そう言って、翔吾さんは私の方を見て優しく微笑みました。



「それじゃあ、早い方が良いわよね。
紗季さんは、何か希望はあるの?」

「あ、あの…
先日、翔吾さんにも話したんですが、わ、私、家事もあんまり出来ませんし…」

「そんなこと、全然気にしなくて良いのよ。
私だって、嫁いで来た時はお味噌汁さえ作れなかったんだから。」

「えっ!?」

「今は、レトルトだって冷凍食品だってあるんだし、なんなら外食にでも行けば良いじゃないか。
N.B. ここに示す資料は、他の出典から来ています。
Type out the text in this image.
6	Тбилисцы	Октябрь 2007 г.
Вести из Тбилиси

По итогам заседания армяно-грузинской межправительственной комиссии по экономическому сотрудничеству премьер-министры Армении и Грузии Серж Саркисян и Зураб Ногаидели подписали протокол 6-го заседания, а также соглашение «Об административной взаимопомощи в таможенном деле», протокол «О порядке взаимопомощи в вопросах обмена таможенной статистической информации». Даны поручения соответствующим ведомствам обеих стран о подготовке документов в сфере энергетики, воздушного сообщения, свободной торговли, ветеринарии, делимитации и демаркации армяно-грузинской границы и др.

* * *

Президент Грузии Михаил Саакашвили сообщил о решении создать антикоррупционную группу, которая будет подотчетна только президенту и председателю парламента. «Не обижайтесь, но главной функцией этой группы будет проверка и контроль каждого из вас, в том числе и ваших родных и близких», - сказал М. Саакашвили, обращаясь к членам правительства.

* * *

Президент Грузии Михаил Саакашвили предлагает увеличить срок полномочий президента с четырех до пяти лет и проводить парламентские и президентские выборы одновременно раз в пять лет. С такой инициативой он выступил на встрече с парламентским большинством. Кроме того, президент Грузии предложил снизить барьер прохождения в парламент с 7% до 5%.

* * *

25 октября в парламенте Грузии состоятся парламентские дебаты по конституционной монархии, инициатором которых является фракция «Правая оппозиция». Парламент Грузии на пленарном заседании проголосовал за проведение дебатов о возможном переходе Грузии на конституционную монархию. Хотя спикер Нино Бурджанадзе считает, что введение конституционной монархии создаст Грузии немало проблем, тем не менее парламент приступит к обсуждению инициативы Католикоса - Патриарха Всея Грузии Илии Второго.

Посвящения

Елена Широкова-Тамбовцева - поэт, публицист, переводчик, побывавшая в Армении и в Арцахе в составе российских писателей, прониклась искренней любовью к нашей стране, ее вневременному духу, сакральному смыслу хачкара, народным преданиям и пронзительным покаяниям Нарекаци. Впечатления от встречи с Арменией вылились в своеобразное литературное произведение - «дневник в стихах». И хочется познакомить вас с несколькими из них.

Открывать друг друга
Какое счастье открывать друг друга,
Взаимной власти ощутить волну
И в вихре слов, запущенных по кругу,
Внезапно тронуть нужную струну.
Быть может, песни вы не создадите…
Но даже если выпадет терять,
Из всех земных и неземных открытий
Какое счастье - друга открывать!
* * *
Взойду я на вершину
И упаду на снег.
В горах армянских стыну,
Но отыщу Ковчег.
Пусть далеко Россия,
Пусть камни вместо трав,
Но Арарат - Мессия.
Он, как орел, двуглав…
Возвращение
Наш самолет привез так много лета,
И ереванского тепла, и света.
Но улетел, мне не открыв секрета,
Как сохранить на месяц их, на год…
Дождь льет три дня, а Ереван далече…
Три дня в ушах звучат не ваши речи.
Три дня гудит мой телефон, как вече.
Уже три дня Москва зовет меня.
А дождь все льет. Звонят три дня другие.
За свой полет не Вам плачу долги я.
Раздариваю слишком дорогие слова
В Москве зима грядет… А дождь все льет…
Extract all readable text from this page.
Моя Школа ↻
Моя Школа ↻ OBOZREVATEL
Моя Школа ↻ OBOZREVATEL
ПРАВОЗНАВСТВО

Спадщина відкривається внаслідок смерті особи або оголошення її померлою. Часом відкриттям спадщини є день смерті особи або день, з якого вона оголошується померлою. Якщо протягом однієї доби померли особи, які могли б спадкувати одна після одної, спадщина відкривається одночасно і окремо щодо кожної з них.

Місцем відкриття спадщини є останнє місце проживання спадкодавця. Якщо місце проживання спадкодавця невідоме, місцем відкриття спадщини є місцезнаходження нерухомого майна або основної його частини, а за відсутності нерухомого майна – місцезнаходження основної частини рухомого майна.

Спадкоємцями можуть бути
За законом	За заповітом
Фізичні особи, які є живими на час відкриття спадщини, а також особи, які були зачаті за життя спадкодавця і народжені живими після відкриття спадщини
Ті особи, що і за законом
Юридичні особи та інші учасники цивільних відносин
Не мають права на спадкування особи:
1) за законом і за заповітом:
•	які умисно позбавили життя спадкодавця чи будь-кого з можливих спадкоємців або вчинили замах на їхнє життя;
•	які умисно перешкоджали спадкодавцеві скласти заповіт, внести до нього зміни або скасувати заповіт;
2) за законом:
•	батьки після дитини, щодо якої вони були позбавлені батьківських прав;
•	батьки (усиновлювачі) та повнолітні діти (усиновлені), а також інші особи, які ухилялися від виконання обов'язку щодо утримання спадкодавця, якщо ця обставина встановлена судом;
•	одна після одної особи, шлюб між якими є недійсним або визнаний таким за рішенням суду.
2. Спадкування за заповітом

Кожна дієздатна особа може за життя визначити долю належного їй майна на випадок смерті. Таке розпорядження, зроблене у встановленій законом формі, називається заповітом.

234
」

ご両親の言葉に、私はびっくりし過ぎて、何も言えなくなりました。



「紗季さん、まだそんなこと気にしてたの?」

「で、でも、私…多分、働くことも出来ませんし…」

「あら、翔吾。
紗季さんに働いて欲しいって頼んだの?」

「まさか。そんなこと頼まないよ。」

「贅沢さえしなければ、翔吾の給料だけでもやっていけるだろう。
それとも翔吾…おまえの給料はそんなに少ないのか?」

そう言って、三人は楽しそうに笑いました。
私だけがどうしたら良いのか戸惑い、笑うことが出来ずにいました。